Such extreme weather events as Hurricane Sandy, the deadliest and most destructive Atlantic Ocean hurricane in 2012, can damage infrastructure and disrupt business. Despite the fact that such events are becoming more frequent, businesses are preparing for the “new normal” using established methods—an approach that could prove inadequate, according to a new report. Wikimedia Commons/Shawn Perez
A new report asserts that many companies are attempting to address climate change issues using traditional practices and historical data.
July 23, 2013—Climate change and the accompanying increase in extreme weather events has become a nearly universal concern of businesses in the Standard & Poor’s (S&P) Global 100 Index, with 38 companies reporting that they have already experienced adverse impacts and 17 expecting to within the next 5 years.
Although these companies are aware of an increasing threat, most have not utilized climate change-specific tools to assess their changing risk picture. Most, instead, are attempting to address the issue through existing business continuity and emergency management plans based on historical information that doesn’t adequately consider the dynamics of a changing environment.
Those are the key findings of a new report issued by the Center for Climate and Energy Solutions (C2ES), a nonprofit organization focused on energy and climate change issues. The report, Weathering the Storm: Building Business Resilience to Climate Change, is based on a review of documents from companies in the S&P Global 100 Index, and in depth studies of six diverse companies, including American Water, a major utility operator that is based in Voorhees, New Jersey.
“Last year more than 800 major weather related disasters worldwide led to over $130 billion in losses,” says Eileen Claussen, the president of C2ES. “These climate impacts are beginning to impose real costs. They damage facilities, interrupt power and water supplies, drive up insurance costs, and disrupt supply and distribution chains. We wanted to know how companies perceive their climate-related risks, what steps they are taking, what best practices in business resilience are emerging, and what is standing in the way.”
To discern the perspective and activities of these companies, C2ES reviewed corporate sustainability documents, annual financial reports, and voluntary reporting to the Carbon Disclosure Project—a nonprofit organization headquartered in London.

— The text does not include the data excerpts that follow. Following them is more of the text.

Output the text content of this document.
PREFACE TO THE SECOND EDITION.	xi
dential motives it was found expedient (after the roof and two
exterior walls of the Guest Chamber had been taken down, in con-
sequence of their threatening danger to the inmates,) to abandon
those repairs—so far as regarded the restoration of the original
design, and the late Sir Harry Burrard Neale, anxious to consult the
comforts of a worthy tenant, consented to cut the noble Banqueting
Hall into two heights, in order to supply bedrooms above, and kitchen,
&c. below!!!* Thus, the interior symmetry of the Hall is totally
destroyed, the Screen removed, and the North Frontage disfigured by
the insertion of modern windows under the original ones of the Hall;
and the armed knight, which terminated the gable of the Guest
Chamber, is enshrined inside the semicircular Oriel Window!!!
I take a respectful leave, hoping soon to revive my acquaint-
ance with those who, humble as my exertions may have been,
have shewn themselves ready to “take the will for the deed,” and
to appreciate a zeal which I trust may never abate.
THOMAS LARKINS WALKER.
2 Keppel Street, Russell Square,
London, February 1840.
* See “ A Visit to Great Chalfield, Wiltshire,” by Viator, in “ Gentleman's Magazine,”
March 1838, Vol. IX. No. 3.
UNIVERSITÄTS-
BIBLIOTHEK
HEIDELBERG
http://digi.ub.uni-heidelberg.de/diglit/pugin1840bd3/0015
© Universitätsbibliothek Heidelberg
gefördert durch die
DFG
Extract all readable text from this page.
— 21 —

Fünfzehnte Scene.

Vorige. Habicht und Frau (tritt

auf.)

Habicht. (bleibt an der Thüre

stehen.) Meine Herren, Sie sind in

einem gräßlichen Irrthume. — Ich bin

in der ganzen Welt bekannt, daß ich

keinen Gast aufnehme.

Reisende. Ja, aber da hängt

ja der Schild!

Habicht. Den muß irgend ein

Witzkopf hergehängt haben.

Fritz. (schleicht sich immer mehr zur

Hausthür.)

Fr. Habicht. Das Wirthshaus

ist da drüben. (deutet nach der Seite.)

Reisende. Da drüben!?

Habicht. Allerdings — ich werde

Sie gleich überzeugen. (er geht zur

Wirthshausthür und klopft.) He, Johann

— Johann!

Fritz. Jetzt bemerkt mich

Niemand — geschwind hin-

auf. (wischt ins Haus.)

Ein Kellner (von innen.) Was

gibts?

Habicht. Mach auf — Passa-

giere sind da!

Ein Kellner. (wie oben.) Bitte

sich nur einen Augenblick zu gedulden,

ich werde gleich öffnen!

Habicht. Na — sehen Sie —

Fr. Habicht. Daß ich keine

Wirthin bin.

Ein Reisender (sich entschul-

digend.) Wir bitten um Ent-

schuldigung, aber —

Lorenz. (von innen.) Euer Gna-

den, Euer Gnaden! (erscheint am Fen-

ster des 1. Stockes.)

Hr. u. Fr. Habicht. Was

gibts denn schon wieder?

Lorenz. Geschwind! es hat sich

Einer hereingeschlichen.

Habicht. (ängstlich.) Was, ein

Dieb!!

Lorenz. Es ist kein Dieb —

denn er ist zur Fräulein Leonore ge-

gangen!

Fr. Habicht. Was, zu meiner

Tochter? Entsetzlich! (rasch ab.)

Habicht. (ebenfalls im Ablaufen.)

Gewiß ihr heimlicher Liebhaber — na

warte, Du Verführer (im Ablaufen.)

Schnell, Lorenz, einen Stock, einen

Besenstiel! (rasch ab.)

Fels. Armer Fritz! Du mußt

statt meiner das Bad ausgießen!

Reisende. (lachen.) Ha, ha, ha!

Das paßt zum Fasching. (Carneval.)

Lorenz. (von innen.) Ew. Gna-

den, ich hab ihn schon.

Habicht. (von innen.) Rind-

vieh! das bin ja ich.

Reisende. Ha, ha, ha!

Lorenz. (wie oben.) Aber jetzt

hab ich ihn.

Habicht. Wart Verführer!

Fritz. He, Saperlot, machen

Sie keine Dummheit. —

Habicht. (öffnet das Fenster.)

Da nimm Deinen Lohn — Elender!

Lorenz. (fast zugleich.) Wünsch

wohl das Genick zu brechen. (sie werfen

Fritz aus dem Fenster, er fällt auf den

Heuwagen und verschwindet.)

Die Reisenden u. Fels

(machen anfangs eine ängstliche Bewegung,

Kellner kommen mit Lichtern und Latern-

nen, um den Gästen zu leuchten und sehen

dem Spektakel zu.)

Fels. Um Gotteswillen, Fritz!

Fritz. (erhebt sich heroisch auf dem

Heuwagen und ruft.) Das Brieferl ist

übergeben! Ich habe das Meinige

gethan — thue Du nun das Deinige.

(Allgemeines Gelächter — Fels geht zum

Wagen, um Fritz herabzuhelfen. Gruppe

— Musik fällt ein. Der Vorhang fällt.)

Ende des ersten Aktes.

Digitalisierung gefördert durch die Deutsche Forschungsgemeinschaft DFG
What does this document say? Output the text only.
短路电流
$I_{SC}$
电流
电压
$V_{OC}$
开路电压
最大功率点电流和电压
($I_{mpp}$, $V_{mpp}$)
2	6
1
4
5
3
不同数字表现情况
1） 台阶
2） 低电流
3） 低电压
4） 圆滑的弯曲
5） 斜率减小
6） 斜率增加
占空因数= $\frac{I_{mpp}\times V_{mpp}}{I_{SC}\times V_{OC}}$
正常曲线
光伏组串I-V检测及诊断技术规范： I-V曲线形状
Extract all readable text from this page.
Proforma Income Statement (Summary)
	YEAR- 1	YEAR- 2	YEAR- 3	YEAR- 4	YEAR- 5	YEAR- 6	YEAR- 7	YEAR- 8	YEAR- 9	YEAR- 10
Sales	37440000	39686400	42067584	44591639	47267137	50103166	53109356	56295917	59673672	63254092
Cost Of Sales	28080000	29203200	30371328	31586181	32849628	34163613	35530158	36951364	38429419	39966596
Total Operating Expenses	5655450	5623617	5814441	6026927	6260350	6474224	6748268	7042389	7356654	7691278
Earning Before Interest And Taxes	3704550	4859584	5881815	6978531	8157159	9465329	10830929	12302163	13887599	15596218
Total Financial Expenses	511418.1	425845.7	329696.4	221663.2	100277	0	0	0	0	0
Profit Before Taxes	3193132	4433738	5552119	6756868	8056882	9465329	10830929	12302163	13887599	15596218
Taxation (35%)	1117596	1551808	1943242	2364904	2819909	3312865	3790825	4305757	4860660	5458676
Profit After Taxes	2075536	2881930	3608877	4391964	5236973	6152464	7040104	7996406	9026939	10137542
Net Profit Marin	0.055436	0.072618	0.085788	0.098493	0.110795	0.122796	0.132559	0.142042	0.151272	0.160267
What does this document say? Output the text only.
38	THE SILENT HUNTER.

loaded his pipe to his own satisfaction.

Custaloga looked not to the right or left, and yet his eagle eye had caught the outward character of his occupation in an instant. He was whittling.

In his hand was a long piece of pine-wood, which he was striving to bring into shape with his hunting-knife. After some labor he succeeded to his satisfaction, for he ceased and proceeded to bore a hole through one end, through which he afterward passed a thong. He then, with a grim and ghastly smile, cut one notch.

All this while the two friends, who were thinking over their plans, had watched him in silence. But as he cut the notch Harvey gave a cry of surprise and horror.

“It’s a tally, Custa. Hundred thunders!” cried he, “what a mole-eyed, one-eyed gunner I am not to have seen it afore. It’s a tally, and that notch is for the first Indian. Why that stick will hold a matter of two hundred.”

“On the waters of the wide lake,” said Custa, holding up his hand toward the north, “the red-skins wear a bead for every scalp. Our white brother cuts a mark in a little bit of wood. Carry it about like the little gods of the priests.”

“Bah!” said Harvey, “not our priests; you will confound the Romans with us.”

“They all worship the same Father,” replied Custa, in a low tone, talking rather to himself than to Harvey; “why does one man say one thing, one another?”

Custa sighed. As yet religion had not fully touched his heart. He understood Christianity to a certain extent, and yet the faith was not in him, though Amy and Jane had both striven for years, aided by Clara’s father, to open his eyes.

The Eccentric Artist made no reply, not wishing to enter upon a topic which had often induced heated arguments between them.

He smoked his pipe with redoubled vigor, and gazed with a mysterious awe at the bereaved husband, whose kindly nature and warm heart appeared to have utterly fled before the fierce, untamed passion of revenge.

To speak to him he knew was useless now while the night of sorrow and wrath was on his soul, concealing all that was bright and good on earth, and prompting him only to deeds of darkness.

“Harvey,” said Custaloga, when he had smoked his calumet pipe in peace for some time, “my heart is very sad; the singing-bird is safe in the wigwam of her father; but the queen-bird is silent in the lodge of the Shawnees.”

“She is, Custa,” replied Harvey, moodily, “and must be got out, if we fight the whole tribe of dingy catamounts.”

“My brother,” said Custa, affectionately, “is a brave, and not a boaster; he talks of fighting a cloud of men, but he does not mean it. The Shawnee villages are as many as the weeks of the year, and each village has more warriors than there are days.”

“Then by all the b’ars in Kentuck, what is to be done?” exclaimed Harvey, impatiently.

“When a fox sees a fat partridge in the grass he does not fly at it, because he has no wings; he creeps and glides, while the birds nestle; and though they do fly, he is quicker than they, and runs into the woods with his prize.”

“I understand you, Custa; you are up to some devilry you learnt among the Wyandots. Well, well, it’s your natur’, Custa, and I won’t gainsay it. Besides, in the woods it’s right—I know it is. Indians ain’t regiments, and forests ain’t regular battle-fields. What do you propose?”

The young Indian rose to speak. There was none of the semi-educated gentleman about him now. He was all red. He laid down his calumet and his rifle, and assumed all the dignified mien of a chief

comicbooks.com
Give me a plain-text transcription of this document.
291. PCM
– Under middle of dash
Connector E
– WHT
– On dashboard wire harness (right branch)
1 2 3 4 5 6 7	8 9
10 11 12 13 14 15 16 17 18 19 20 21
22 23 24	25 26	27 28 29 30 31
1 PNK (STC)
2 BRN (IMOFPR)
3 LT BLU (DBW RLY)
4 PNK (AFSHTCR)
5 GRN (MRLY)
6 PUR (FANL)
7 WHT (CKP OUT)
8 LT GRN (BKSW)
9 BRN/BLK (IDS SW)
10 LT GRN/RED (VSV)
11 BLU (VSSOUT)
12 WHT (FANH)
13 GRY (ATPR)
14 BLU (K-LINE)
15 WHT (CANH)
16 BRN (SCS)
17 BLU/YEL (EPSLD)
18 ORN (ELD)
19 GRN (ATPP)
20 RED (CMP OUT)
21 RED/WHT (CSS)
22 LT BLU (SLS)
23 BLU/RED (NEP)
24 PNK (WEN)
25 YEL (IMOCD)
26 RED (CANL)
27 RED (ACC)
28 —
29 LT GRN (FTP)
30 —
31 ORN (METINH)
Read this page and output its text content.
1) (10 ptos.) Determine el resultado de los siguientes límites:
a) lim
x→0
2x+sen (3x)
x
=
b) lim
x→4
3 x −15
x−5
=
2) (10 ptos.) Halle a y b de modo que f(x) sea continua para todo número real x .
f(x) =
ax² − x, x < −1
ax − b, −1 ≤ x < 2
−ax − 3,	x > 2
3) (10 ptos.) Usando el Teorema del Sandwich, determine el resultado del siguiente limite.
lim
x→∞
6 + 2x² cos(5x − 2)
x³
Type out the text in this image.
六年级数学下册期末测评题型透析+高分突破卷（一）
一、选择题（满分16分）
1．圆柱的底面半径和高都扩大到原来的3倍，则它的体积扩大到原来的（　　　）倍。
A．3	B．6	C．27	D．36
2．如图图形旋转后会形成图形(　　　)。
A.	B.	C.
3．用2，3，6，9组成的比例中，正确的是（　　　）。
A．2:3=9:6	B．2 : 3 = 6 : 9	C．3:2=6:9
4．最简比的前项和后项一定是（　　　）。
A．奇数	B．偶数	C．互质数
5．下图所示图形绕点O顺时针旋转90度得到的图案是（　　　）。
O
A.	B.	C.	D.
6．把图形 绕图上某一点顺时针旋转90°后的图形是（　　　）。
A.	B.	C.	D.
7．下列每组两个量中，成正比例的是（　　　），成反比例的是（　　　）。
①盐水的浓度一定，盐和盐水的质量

“Broadly speaking, the research reveals that while the vast majority of companies recognize risks from extreme weather and climate change, and many see these risks in the present or near term,” the report states. “Uncertainty about the precise nature, timing and severity of climate impacts often inhibits investment in resilience beyond ‘business as usual.’ ”
Claussen says, “Many companies are asking themselves whether they have entered a new normal, and what steps they should take—and when—to build resilience to these increased risks.”
C2ES’s research revealed that 57 percent of the companies are concerned about direct impacts on their production capacity—for example, if extreme might weather damage facilities or disrupt power. Indirect impacts, such as higher prices for commodities or insurance, are a concern for 47 percent of the companies.
“How are they beginning to respond to these risks? Most companies are managing them through existing business continuity and emergency management plans, which is a natural first step,” Claussen says. “But only a few companies say they have used climate-specific forecasting tools to comprehensively assess how these risks are evolving and the potential business impacts.”
The report includes an in-depth case study of American Water, which considers climate change impacts in a comprehensive assessment of capital investments that includes the age, condition, and performance of equipment and the opportunity for increased performance. The report cites as an example a floodwall that the company built at a plant in New Jersey following Hurricane Floyd that then averted damage to the plant during Hurricane Irene. The report asserts that companies leading the way in resilience planning for extreme weather and climate change follow a four-step process that is similar to that used by American Water.
“Step one is to build a common understanding across the company of the risks associated with extreme weather and climate change, based not on the past, but on what could change in the future,” Claussen says.
Once the company understands the risks, the second step is to conduct a comprehensive risk assessment. Step three is to outline specific risk-management strategies that are both adaptive and flexible. Finally, these new risk management strategies should be incorporated into the company’s broader risk-management activities.
“By and large, however, the business response seems so far to be a continuation of existing practices, based on an historical picture of past risks. And it’s not a complete picture because climate change is rewriting our future,” Claussen says.
The report makes four recommendations to improve business resiliency to extreme weather events in the face of climate change—create a clearinghouse of data and analytical tools; increase public infrastructure resilience; create government regulations that accommodate and encourage resilience; and use public-private partnerships to pool government and business expertise.
“What companies say is that they need information,” Claussen says. “They need a centralized clearinghouse for reliable, up-to-date data and analytical tools. They need user-friendly, localized projections of climate change and models that link these projections to business impacts.”
“Leading companies are expanding ... risk-management practices to include the very real and very serious risks that accompany climate change because they recognize that waiting to act can be a costly response,” Claussen adds.